In effetti Windows - strano ma vero - non riconosce la presenza di altri sistemi operativi e se installato dopo una qualsiasi distribuzione GNU/Linux se ne frega altamente della sua presenza e sovrascrive di netto l’MBR (Master Boot Record), ovvero quella piccola sezione del vostro disco rigido che, in parole povere, indica al vostro PC come caricare il sistema operativo.
Ovviare a questo è semplice! Basta installare GNU/Linux per ultimo!
Tuttavia non tutti ne sono al corrente. Specialmente chi è alle prime armi si potrebbe trovare in una situazione poco piacevole pensando che la sua installazione sia stata sovrascritta da Windows.
In realtà non è così, è ancora tutto al proprio posto, dobbiamo solo ripristinare il bootloader.
Prerequisiti
Dovete procurarvi un Live-CD di una qualunque distribuzione. Se avete installato GNU/Linux è molto probabile che lo abbiate fatto da Live-CD.
Se così non fosse potete recuperarne uno a vostro piacimento.
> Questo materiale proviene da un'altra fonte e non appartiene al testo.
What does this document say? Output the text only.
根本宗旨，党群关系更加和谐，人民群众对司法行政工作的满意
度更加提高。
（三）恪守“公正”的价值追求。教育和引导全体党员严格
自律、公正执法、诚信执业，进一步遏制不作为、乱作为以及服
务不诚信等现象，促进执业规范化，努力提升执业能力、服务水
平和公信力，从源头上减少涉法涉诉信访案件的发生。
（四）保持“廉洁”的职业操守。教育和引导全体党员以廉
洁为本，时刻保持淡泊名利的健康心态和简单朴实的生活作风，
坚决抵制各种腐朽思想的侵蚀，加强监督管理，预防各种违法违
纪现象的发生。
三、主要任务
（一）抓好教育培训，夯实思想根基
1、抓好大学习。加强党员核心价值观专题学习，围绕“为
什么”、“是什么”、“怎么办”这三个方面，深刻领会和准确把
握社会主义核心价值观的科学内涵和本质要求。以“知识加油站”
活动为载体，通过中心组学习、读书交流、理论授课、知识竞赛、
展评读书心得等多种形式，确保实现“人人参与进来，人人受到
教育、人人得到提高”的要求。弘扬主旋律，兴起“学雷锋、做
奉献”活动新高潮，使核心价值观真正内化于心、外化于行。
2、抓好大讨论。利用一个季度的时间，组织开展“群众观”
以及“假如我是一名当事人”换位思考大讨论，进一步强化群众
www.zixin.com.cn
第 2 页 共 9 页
Io vi consiglio naturalmente Ubuntu
Via!
Avviate la vostra distribuzione Live normalmente e attendete il caricamento completo del sistema operativo.
Una volta avviato aprite un terminale. Per prima cosa dovete ottenere i privilegi di root e farvi una idea ben chiara di come sono sistemate le partizioni del vostro hard disk:
sudo -s
fdisk -l
vi verranno cosi mostrate tutte le partizioni presenti sul vostro hard-disk e i loro corrispondenti devices (/dev/sda1 2 3 etc…)
Disco /dev/sda: 250.0 GB, 250059350016 byte
255 heads, 63 sectors/track, 30401 cylinders
Units = cilindri of 16065 * 512 = 8225280 bytes
Disk identifier: 0×40000000
Dispositivo Boot Start End Blocks Id System
/dev/sda1 1 1320 10602868+ 83 Linux
/dev/sda2 * 1322 7819 52195185 7 HPFS/NTFS
/dev/sda3 30076 30401 2618595 5 Esteso
/dev/sda4 7820 30075 178771320 83 Linux
/dev/sda5 30076 30401 2618563+ 82 Linux swap / Solaris
Nel mio caso la riga evidenziata corrisponde alla partizione di root che sarà quella che dovremo usare per ripristinare il nostro bootloader. Per comodità assumo che la partizione /dev/sda1 sia nel filesystem ext3 e che valga come root anche per voi.
Adesso dobbiamo montare questa partizione da qualche parte per cui eseguiamo i comandi:
mkdir -p /mnt
mount -t ext3 /dev/sda1 /mnt
E’ necessario montare anche il filesystem /dev e proc, i comandi sono simili:
mkdir -p /mnt/dev && mount --bind /dev/ /mnt/dev
mkdir -p /mnt/dev && mount -t proc proc /mnt/proc
Ora dobbiamo diventare in qualche modo amministratori del sistema operativo del quale dobbiamo ripristinare il bootloader:
chroot /mnt su -
In questo momento il sistema che dovete ripristinare è completamente operativo come se vi aveste fatto login. Non vi resta che eseguire i comandi per ripristinare il bootloader direttamente dalla shell.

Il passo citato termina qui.